Regardless of Whether You’re Responsible, Did You “Deliver the Mail”?
September 8, 2017
By: Eric Whytsell
Sometimes small business offeror’s lack of success in a competitive procurement results from questions about whether it is “responsible” (i.e. has the ability to perform). When a small business’ proposal is found unacceptable due to a responsibility-related issue, the procuring agency must refer the matter to the Small Business Administration (SBA), which has the ultimate authority to determine the responsibility of small business concerns. But, as the recent Government Accountability Office (GAO) decision in Sea Box, Inc., B-414742 (September 6, 2017) makes clear, this rule does not amount to a free pass. In order to have the SBA consider the responsibility issue, an offeror must otherwise comply with the solicitation requirements.

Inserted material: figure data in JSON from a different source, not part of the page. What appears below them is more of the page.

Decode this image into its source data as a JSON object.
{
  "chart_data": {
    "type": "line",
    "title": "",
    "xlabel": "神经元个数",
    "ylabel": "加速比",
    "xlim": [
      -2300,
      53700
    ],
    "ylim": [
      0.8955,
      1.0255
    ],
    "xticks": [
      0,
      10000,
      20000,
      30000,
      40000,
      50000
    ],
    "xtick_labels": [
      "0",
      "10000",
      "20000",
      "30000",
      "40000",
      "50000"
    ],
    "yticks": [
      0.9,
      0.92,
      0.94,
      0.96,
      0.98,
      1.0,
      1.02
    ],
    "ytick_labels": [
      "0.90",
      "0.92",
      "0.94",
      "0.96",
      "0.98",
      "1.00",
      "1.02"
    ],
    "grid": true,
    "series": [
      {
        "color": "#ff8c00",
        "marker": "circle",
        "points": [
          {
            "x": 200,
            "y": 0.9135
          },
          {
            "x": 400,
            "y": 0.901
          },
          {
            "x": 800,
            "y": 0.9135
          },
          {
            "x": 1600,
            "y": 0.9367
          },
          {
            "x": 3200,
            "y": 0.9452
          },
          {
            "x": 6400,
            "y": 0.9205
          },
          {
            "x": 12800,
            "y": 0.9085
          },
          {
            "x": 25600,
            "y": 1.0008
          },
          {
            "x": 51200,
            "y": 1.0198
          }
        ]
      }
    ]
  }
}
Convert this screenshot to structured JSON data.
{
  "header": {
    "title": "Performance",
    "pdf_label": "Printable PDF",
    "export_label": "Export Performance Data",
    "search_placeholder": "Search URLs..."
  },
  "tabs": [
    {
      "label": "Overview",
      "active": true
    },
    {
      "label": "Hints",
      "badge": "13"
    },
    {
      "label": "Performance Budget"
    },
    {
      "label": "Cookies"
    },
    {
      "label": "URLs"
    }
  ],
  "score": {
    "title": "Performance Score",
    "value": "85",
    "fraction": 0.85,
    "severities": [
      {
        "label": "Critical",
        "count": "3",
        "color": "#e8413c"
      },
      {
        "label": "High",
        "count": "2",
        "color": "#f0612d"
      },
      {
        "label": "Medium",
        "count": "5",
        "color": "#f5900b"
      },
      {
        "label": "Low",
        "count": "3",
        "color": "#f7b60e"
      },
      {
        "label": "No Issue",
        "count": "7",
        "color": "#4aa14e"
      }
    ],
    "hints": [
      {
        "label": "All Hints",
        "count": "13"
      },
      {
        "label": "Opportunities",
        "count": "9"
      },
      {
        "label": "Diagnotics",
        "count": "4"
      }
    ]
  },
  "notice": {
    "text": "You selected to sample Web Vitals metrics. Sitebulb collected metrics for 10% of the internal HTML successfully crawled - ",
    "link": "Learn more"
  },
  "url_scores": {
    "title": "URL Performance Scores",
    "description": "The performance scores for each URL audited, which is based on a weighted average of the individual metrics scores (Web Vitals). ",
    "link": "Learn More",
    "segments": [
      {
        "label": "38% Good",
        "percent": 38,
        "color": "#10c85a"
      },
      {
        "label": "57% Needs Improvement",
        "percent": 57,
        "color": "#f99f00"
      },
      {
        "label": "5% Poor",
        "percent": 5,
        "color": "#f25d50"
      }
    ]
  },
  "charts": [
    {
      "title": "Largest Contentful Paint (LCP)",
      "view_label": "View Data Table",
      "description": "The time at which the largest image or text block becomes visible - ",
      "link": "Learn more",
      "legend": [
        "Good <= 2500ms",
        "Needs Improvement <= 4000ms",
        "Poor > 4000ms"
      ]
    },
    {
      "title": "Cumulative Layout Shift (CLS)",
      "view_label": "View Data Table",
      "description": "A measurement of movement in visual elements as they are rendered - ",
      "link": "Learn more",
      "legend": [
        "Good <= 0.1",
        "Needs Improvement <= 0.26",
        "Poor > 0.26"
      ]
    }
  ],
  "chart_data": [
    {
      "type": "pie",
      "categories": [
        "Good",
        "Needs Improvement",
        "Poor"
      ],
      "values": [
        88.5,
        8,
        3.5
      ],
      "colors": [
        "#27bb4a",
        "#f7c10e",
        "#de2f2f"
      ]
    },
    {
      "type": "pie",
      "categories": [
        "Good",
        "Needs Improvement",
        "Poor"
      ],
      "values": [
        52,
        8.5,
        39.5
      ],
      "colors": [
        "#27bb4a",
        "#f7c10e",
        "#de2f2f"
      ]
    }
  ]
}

The matter involved a small business challenge to a contract award by the General Services Administration (GSA) for relocatable simulator shelters (RSS) for the Air Force Life Cycle Management Center Simulators Program Office and Air Force Special Operations Command (AFSOC) to house training devices. As relevant here, the request for proposals (RFP) provided that failure on any single pass/fail criteria would render a proposal ineligible for award, with no further evaluation performed by the government. It also identified two pass/fail criteria, one of which required proposals to include a statement confirming that the proposed RSS solution had been rated to operate at a secret classification level in accordance with solicitation requirements. The RFP went on to provide that, in order to show that they met this criterion, offerors must submit “documentation that demonstrates in writing how its solution complies with DOD Manual 5200.01 “Information Security Program: Protection of Classified Information,” and DOD Instruction 8500.01 “Cybersecurity” and documentation that shows its product has been previously certified/accredited by a government security agency such as the Defense Intelligence Agency, Central Intelligence Agency or Defense Security Service to a minimum level of SECRET, Open Storage.
Upon reviewing Sea Box’s proposal, the GSA determined that it had failed to meet the secret classification pass/fail criteria because it did not submit a statement that confirmed the RSS solution provided had been rated to operate at the required secret classification level. After being notified of the contract award to another offeror and receiving a debriefing, Sea Box protested, arguing in part that because the agency eliminated its proposal from the competition based on responsibility-related criteria, its unacceptable proposal should have been referred to the SBA. More particularly, Sea Box contended that its alleged failure to submit the required documentation relates to Sea Box’s responsibility. In response the agency argued that the rejection of Sea Box’s proposal was not based on Sea Box’s responsibility, but was instead based on whether Sea Box’s product met the salient characteristics in the RFP. The GAO agreed with the agency.
As an initial matter, the GAO noted there was no question that Sea Box failed to provide the required documentation. Given that, the GAO made short work of the protester’s contention that the agency was required to refer the unacceptable proposal to the SBA. As the GAO went on to explain, notwithstanding the requirement to refer to the SBA any small business proposal found to be unacceptable under a responsibility-related factor, such referral is not required when an agency rejects a proposal as technically unacceptable on the basis of factors not related to responsibility. Nor is referral to the SBA required where the finding of unacceptability is based on the offeror’s failure to submit specific documentation required by the solicitation, even if the factor on which technical unacceptability is based arguably relates to the offeor’s responsibility. In this case, the GAO found both (i) that the documentation requirement was not responsibility related, since it did not pertain to the offeror’s ability to perform; and (ii) that the protester’s proposal was rejected as technically unacceptable because it lacked provide required documentation. Either way, referral to the SBA was not required.
This decision provides a stark reminder of the importance of strict compliance with solicitation requirements, which operate as a sort of gateway to the competition: if you don’t meet the requirements, you may not go any further in the procurement. This is particularly true of pass/fail criteria. But in either case, lack of compliance can rob an offeror of the opportunity to benefit from other procurement rules. If you want to be in the competitive mix and have a real chance at contract award, you must first make sure to “deliver the mail” by doing all the solicitation requires.
Eric Whytsell is responsible for the contents of this Article.